I have the following data in a data.table:
h x1 y1 swNx11
1: 1 39.075565717 0 1.03317231703408
2: 1 40.445951251 0 7.14418755725832
3: 1 37.800722944 0 0.435946586361557
4: 1 41.085221504 0 0.381347141150498
5: 1 36.318077491 0 0.497077163135359
---
24996: 25 39.110138193 0 0.942922612158002
24997: 25 39.331940413 0 1.42227399208458
24998: 25 37.479473784 0 0.390657876415799
24999: 25 35.892044242 0 0.599937357458247
25000: 25 40.699588303 0 0.486486760245521
I've created a function to analyse them in svyglm:
msmMC <- function(y, x, sw, name){
msm <- svyglm(y ~ x,family=quasibinomial(link="logit"),design = svydesign(~ 1, weights = ~ sw))
out <- cbind("name",coef(summary(msm))[2,1],coef(summary(msm))[2,2])
return(out)
}
msmswNx1<-dt2[,list(dtmsm=list(msmMC(y1, x1, swNx1, Nx1))),by="h"]

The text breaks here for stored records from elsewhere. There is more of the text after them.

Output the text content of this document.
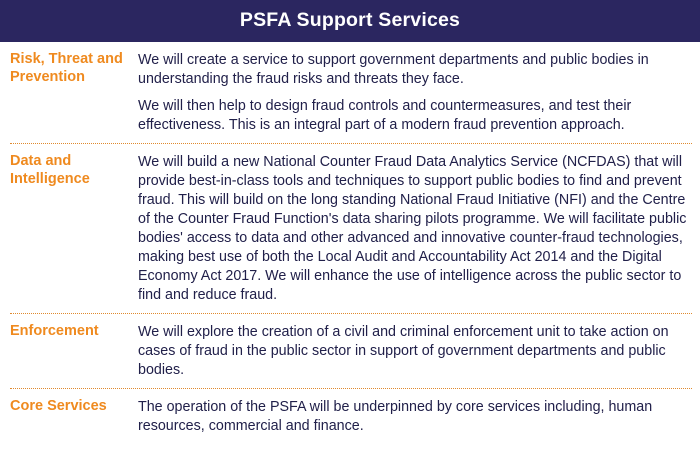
PSFA Support Services
Risk, Threat and Prevention

We will create a service to support government departments and public bodies in understanding the fraud risks and threats they face.

We will then help to design fraud controls and countermeasures, and test their effectiveness. This is an integral part of a modern fraud prevention approach.

Data and Intelligence

We will build a new National Counter Fraud Data Analytics Service (NCFDAS) that will provide best-in-class tools and techniques to support public bodies to find and prevent fraud. This will build on the long standing National Fraud Initiative (NFI) and the Centre of the Counter Fraud Function's data sharing pilots programme. We will facilitate public bodies' access to data and other advanced and innovative counter-fraud technologies, making best use of both the Local Audit and Accountability Act 2014 and the Digital Economy Act 2017. We will enhance the use of intelligence across the public sector to find and reduce fraud.

Enforcement	We will explore the creation of a civil and criminal enforcement unit to take action on cases of fraud in the public sector in support of government departments and public bodies.

Core Services	The operation of the PSFA will be underpinned by core services including, human resources, commercial and finance.
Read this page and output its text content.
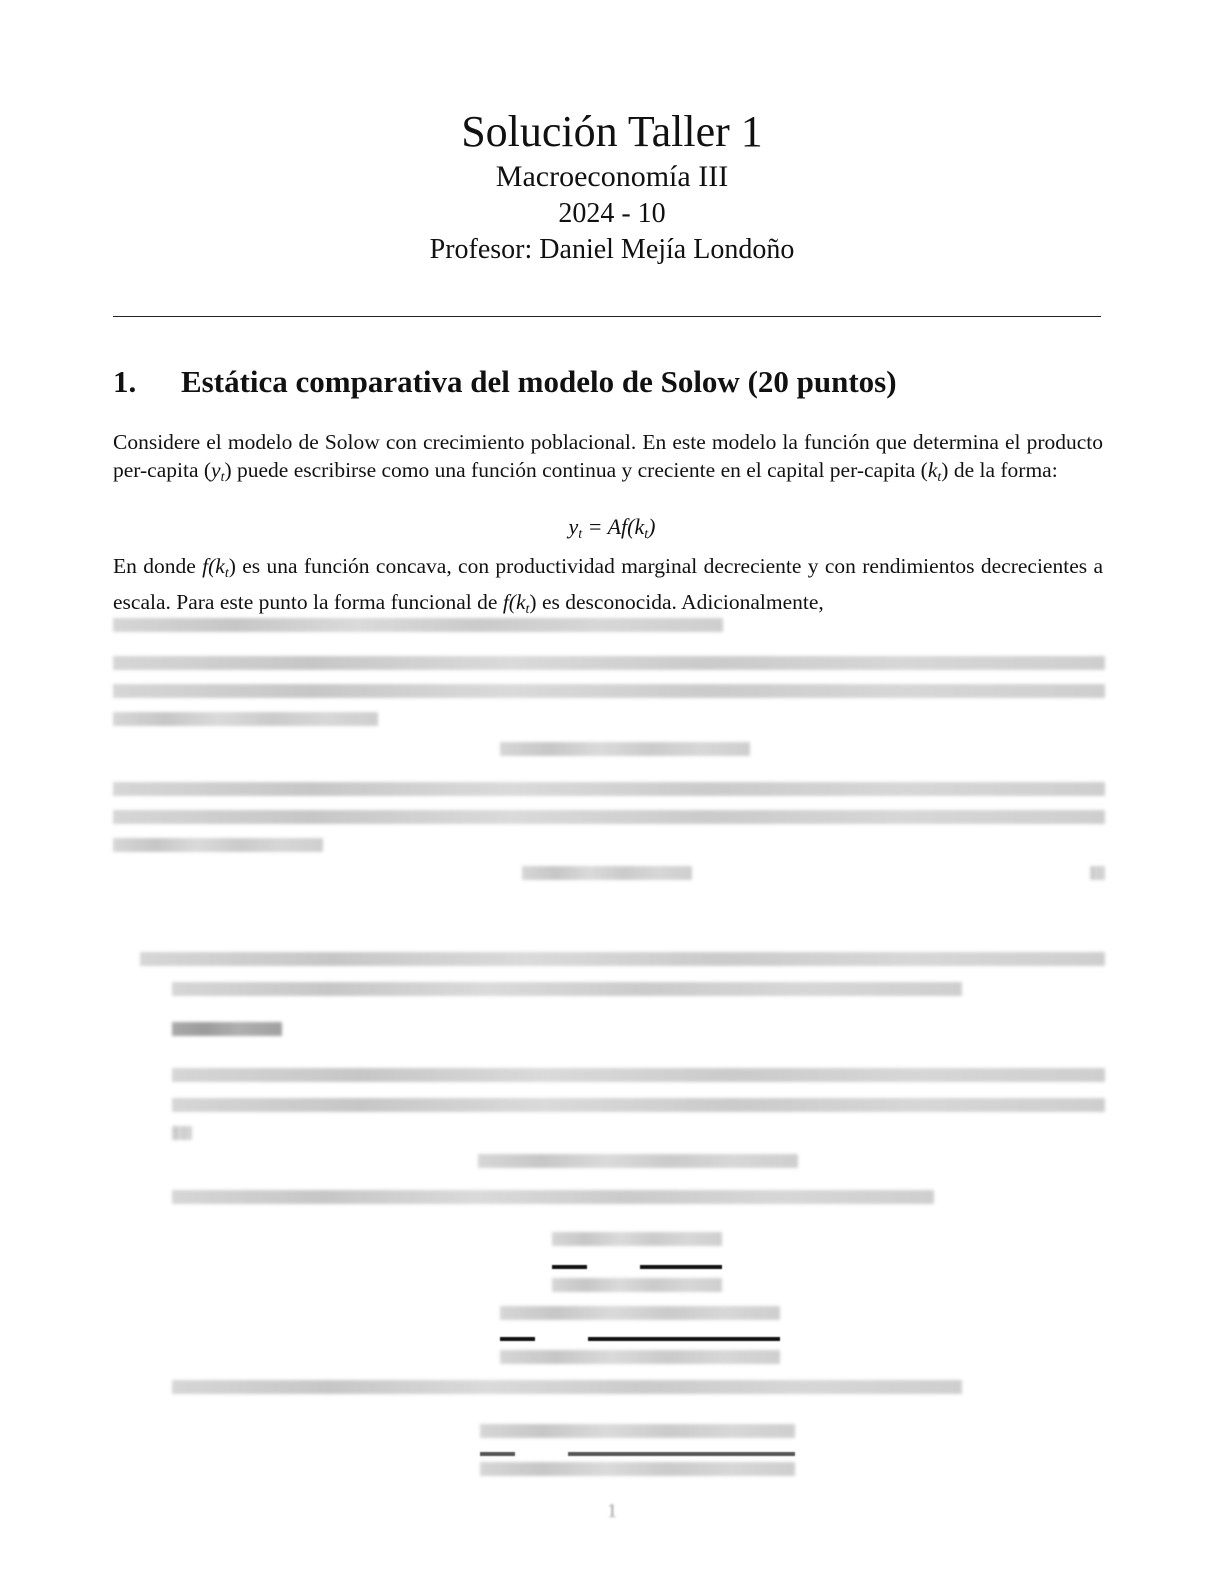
Solución Taller 1
Macroeconomía III
2024 - 10
Profesor: Daniel Mejía Londoño
1. Estática comparativa del modelo de Solow (20 puntos)
Considere el modelo de Solow con crecimiento poblacional. En este modelo la función que determina el producto per-capita $(y_t)$ puede escribirse como una función continua y creciente en el capital per-capita $(k_t)$ de la forma:
$y_t = Af(k_t)$
En donde $f(k_t)$ es una función concava, con productividad marginal decreciente y con rendimientos decrecientes a escala. Para este punto la forma funcional de $f(k_t)$ es desconocida. Adicionalmente,
1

outNx1 <- unlist(dt.lm[,msmswNx1])
When I run this function, I get the following error:
Error in [.data.table(dt2, , list(dtmsm = list(msmMC(y1, x1, swNx1, : column or expression 1 of 'by' or 'keyby' is type list. Do not quote column names. Useage: DT[,sum(colC),by=list(colA,month(colB))]
Yet it works fine with a different model, such as glm or polr. So what is going on here? Why is svyglm so picky about by-group processing with a data.table?